Topic: Vegas Studio - Chroma Key Help needed

I'm having a problem with the chroma keying.  The original photographs have a green screen in the form of a duplo brick as in this photo:

http://holding-our-own.tumblr.com/post/59785624033

Using the chroma key effect, the green of the green of the plant and "carpet" are not showing through.

http://holding-our-own.tumblr.com/post/59785664278

I tried to make a green background for the rest of the underlying image so that the green would come through wherever it was chroma-keyed out, but it doesn't come through as green or any other color.

http://holding-our-own.tumblr.com/post/59785649405

Is there a way to only apply the effect to part of the image, or is there some other solution I'm not aware of?

https://vimeo.com/channels/holdingourown      http://holding-our-own.tumblr.com

"None practice tolerance less frequently than those who most loudly preach it."

Re: Vegas Studio - Chroma Key Help needed

I see this post is what, a month old? But as no one else said anything...

Most people seem to thing that "green screening" is some sort of atomic operation. You have your footage. You apply a chrome key technique. Presto! Perfect footage with transparency where the green screen was! Now, you can just slap any ol' picture you have laying around on your computer behind it!! Doesn't matter if said picture has different perspective, lighting, grading, environment, etc! (But I digress) Of course, our footage better have no green in it except your green screen, and the lighting should be perfect, and the edge of the green screen should be very defined, and you had better hope there is no color spill, or shadows on your green screen, etc, etc. My point? Chroma keying is hard, and applying the chrome key process is only a tiny fraction of the process.

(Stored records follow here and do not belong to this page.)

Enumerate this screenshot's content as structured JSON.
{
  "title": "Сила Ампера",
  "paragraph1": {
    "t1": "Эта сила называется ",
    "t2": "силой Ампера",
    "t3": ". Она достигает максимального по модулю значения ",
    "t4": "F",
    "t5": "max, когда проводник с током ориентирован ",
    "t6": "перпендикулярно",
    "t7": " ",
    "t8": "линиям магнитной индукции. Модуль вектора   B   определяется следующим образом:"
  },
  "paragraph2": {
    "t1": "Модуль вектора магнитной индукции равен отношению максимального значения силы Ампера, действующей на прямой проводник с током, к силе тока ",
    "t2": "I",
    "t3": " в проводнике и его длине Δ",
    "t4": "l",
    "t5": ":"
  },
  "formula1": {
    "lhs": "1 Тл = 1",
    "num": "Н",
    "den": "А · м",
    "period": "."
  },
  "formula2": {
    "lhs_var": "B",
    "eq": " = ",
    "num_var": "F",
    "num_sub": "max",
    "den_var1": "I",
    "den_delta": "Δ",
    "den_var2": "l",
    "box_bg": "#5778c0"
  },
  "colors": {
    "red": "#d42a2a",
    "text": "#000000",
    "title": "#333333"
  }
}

Regarding your situation. This is an easy chroma keying job (that duplo actually worked quite nicely), you just have know that applying the chroma key operation is just part of job of green screening. In this case, and most cases in general, the most important complement to the green screening operation is using masks. Masks are quite simple in concept. A mask is basically a grey-scale image the same size as your footage. The mask is used as a control on where operations are applied in an image. In the case of green screening, you would take your footage, take a green screen operation, first control it with a mask, and then apply it to your footage. Where the mask is black the green screen operation will not affect your footage. Where it is white, the green screen will affect your footage. I have no idea about Vegas Studio, I took to Google for a minute and did not find much about being able to use masks (which can go by different names, mattes being the most common), so sorry if this sounds harsh, but, if a chroma keying software does not have masks, ditch it (for chroma keying). So basically, you would want to mask off everything in the frame except the area around the small green screen. Then apply your green screening operation. Another tip. Masks can generally be used to control transparency also. Depending on how much of the green screen gets covered throughout the clip or whether the camera moves, you could simply use a single mask to set the screen area transparent.

If you want my recommendation on keying software, I would say Blender. You could do this job in 5 min flat (if you knew what you where doing). Also, I hope you don't think I was ranting against you. Green screening is just a touchy topic for me. People think it is so easy when its not. So they try to do it with absolutely no research and their results look horrible, and a piece of blank white paper would legitimately look sooo much better. If you need more info, tips, whatever, I'll be around for the next few days.

Re: Vegas Studio - Chroma Key Help needed

Well, actually, I made a flood fill of the chroma-key area of each individual frame.  It didn't yield perfect results, but it was satisfactory to me.  I don't mind having done the work, because I intend to reuse the footage in future episodes.  I actually completed the film using the chroma-keying I inquired about.  They can be seen here:

http://www.bricksinmotion.com/forums/to … pisode-1a/

and here:

http://www.bricksinmotion.com/forums/to … pisode-1b/

Also, I've had experience with chroma keying and am aware of the issues that arise from it.  I'll have to look in to Vegas' features on masking which could be quite a bit of help (I've done masking in programs like PhotoShop, so if these features are available, I should have no trouble with it), but I have no wish to convert to Blender when Vegas has been so good to me.

https://vimeo.com/channels/holdingourown      http://holding-our-own.tumblr.com

"None practice tolerance less frequently than those who most loudly preach it."